Oracle Social Spotlight

Should True Customer Centricity Be Your Resolution?

December 31, 2013 By: Amy Sorrells

Who doesn’t like to view themselves in the best light possible? Similarly, many businesses like to think of themselves as being tops in customer centricity when in fact, they’ve taken zero steps to change structure, messaging, or CRM to that end. When the world around you is changing but you aren’t…red flag.

Many brands are offering up lip service in lieu of customer service. You know what’s going to be on those lips? The dust customers leave behind as they take their 2014 customer experience expectations elsewhere.

Today’s consumers are well aware of tech advancements. They know it’s possible for you to know nearly everything about them and every move they make, especially where it relates to your brand. Believe it or not, they’re cool with that, as long as it’s used to make their experiences quick, effective, and pleasing.

Seriously…all you have to do is not insult them.

When you have no clue what their past interactions with you were, you insult them. When you have no idea what products of yours they own, you insult them. When you can’t (or won’t) solve their problem, you insult them. When you throw them into an irrelevant generic voicemail tree, you insult them. When you ignore or forget what they tell you, you insult them. When you don’t follow up to insure satisfaction, you insult them.

As you can see, as easy as the task of “don’t insult the customer” sounds, the above is still largely standard practice. It’s not okay anymore.

Perhaps a business resolution for 2014 should be…to care. No shift toward customer centricity is going to occur unless and until brands start genuinely caring about getting the customer what they want and treating them well. Today, it should be even easier to care, because doing those things speaks to profits and corporate health.
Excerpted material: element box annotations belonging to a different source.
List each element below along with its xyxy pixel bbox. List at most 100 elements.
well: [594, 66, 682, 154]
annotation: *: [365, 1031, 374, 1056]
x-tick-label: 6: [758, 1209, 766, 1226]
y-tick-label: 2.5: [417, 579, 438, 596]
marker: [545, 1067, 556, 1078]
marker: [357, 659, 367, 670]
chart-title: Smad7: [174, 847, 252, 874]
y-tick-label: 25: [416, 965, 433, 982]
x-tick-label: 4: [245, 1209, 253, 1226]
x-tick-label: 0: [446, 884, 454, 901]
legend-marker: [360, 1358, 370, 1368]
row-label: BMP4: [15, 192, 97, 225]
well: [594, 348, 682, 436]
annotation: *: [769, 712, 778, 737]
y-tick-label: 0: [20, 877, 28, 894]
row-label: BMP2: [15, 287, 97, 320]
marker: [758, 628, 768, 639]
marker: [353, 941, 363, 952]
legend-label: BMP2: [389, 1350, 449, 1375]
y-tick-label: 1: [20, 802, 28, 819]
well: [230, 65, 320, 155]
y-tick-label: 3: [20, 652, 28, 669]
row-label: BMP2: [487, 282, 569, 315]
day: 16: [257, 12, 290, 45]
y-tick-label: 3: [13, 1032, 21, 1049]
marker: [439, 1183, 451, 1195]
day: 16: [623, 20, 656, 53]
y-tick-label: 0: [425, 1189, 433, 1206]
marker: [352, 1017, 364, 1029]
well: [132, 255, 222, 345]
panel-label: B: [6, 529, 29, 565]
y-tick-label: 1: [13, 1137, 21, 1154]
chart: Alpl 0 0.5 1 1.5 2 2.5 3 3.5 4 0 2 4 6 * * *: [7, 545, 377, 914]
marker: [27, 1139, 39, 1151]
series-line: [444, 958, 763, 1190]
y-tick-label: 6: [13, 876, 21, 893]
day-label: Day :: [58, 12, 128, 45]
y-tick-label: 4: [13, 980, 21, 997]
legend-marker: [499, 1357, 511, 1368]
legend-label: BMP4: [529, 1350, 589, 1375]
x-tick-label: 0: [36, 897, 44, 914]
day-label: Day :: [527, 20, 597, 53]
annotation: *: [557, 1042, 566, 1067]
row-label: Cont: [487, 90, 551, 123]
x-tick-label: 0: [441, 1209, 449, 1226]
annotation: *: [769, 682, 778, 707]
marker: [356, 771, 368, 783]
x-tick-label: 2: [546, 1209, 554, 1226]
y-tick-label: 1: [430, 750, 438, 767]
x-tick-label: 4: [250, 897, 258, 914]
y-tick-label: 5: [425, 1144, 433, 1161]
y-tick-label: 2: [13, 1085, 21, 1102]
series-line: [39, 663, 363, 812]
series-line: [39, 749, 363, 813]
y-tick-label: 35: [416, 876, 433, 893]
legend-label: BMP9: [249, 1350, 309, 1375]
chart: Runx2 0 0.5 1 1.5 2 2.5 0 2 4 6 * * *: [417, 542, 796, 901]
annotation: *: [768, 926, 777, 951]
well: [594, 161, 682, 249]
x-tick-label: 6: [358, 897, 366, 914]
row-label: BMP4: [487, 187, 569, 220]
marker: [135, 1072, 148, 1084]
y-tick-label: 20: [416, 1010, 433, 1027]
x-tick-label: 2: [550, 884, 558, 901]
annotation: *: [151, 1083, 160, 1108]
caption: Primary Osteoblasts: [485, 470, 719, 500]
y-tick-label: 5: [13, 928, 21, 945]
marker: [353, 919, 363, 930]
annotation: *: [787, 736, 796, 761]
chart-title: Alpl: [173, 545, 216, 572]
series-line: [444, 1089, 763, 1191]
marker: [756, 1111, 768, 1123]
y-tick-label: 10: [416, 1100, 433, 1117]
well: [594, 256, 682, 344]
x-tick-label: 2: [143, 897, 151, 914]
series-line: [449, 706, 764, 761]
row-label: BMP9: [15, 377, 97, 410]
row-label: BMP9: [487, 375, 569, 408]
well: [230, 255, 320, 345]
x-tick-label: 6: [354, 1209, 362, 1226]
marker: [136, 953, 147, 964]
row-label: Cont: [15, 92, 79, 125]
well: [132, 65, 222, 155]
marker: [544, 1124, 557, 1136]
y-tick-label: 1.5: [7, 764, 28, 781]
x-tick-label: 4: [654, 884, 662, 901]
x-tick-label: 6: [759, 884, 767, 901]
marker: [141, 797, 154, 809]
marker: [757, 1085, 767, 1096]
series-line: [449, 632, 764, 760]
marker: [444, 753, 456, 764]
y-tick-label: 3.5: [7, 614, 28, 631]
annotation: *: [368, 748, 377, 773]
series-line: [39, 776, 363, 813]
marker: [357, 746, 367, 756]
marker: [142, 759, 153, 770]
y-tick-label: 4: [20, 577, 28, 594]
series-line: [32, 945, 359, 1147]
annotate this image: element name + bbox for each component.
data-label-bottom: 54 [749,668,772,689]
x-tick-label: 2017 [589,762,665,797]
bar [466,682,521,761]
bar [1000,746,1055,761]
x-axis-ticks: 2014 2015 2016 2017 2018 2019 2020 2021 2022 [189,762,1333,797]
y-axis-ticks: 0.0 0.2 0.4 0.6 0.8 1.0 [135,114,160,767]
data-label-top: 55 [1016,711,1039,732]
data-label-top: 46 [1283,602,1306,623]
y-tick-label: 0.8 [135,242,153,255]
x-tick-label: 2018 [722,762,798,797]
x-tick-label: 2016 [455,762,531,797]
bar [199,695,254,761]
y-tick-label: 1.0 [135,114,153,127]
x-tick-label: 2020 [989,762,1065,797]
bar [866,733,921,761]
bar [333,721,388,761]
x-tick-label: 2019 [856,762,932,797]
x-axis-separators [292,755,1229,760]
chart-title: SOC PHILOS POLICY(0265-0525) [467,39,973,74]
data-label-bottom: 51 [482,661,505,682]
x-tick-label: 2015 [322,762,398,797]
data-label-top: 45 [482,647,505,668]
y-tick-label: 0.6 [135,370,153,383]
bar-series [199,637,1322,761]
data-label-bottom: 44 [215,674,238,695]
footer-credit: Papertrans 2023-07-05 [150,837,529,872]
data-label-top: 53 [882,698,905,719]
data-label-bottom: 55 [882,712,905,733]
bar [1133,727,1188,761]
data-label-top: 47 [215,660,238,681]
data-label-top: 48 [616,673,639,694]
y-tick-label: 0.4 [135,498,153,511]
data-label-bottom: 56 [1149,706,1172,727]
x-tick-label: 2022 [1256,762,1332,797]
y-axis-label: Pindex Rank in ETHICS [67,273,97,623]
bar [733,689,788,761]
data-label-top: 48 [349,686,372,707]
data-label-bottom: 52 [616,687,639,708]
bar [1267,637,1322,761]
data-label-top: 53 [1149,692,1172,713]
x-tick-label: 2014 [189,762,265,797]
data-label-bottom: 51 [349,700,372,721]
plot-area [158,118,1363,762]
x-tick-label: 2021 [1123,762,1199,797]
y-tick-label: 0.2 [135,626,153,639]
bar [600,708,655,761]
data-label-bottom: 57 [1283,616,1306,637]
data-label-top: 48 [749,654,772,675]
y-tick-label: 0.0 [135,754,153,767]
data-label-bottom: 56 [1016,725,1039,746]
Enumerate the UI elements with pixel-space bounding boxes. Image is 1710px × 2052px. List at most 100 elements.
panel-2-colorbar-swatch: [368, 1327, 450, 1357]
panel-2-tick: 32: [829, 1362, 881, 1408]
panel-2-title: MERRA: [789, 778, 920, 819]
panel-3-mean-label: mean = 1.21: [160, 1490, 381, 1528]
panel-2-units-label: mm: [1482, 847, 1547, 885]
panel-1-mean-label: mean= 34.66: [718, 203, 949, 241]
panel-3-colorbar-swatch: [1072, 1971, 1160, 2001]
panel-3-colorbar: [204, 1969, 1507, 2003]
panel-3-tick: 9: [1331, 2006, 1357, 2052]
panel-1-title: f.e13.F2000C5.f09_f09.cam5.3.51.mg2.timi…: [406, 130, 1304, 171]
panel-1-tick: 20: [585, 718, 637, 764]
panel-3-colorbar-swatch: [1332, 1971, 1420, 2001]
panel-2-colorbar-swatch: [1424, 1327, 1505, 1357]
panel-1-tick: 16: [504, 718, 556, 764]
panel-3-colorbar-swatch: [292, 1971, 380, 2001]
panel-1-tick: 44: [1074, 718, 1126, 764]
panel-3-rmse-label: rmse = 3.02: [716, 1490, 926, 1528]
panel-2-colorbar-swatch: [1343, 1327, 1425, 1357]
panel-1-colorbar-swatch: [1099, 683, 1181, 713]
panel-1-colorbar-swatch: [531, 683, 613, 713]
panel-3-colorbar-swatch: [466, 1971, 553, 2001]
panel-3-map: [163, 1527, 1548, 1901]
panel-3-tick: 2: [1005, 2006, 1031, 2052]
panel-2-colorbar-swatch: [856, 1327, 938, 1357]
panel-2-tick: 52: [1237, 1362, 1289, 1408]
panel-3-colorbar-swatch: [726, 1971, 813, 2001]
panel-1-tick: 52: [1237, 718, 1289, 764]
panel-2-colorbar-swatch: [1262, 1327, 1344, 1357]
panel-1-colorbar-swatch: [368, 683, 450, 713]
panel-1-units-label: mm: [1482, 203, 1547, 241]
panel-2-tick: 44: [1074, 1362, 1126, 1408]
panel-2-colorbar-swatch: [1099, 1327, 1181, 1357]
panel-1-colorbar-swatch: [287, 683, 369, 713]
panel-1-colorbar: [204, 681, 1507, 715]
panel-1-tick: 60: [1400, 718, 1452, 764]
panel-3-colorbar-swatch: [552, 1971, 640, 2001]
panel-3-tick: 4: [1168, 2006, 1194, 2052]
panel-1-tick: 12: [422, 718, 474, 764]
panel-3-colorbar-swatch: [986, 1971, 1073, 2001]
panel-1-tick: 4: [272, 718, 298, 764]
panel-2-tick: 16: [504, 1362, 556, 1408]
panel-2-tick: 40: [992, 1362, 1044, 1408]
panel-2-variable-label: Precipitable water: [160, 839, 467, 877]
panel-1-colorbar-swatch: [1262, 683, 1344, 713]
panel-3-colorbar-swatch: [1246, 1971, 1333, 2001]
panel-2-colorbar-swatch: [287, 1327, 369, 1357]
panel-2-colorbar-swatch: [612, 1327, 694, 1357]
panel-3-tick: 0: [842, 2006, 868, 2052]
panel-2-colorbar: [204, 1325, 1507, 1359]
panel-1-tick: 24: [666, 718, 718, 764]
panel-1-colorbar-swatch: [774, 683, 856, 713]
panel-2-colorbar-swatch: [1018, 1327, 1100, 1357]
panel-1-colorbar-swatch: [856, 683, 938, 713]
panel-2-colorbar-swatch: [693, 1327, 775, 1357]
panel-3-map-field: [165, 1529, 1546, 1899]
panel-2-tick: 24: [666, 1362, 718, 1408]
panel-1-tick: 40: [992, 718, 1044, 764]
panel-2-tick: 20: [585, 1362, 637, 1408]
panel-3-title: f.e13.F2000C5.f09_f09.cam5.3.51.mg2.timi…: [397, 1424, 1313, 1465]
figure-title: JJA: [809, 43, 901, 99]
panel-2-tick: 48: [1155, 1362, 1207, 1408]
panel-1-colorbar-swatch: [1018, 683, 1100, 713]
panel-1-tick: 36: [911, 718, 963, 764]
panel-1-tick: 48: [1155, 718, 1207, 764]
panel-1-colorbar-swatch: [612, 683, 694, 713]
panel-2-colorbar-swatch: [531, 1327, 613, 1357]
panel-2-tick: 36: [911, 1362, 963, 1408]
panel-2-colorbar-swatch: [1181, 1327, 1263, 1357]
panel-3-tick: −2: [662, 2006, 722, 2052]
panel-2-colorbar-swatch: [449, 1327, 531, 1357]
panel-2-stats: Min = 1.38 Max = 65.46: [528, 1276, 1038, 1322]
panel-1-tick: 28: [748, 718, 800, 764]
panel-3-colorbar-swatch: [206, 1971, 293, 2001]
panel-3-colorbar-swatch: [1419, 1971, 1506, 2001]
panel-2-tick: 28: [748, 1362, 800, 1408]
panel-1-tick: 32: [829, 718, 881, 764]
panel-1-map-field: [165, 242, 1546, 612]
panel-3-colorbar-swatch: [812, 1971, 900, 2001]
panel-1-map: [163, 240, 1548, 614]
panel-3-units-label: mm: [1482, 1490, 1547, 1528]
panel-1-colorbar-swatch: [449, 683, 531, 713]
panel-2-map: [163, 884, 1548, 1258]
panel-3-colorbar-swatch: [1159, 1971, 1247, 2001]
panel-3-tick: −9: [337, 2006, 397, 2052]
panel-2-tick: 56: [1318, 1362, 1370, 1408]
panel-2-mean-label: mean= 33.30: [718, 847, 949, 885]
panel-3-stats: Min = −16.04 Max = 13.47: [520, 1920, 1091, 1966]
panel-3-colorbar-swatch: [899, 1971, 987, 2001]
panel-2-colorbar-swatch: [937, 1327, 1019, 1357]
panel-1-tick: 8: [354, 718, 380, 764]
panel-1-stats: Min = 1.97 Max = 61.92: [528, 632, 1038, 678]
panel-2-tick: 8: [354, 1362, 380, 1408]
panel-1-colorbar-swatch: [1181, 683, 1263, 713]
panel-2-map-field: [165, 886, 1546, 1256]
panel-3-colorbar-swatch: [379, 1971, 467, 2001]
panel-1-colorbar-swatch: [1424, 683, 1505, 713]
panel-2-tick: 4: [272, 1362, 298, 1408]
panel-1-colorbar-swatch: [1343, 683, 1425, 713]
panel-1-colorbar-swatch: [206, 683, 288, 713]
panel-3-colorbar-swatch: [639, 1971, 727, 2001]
66% of marketers couldn’t tell you what their customer is worth, even though sales could potentially go up 17% by knowing and capitalizing on the highest value customers. You’re best friend in this endeavor is data. Listening tools can pull copious amounts of social data, which can be combined with enterprise data for granular views of customers utilized at every touchpoint.

So what does customer centricity even mean? As opposed to what? It means morphing processes around making the customer successful in whatever they’re trying to do, both now and over time. This vs. being product-centric, which the odds are good you still are. One expert clarifies that if you’re product-centric, you’re trying to maximize the value of each product. If you’re customer-centric, you’re trying to maximize the value of each customer.

So in 2014, can you be available to customers on their favorite platform? Will you respond right away? Can you solve their problem? Can you convince them you care? Can you customize their experience? Can you make relevant offers? Can all departments make love-of-customer priority #1? Can you let customers lead your product development?

Social isn’t just empowering consumers, it’s empowering you as brands to make this customer centricity possible. Choose to keep focusing on your corporate self instead of on customer experiences, and 2014 could be the year of thin ice.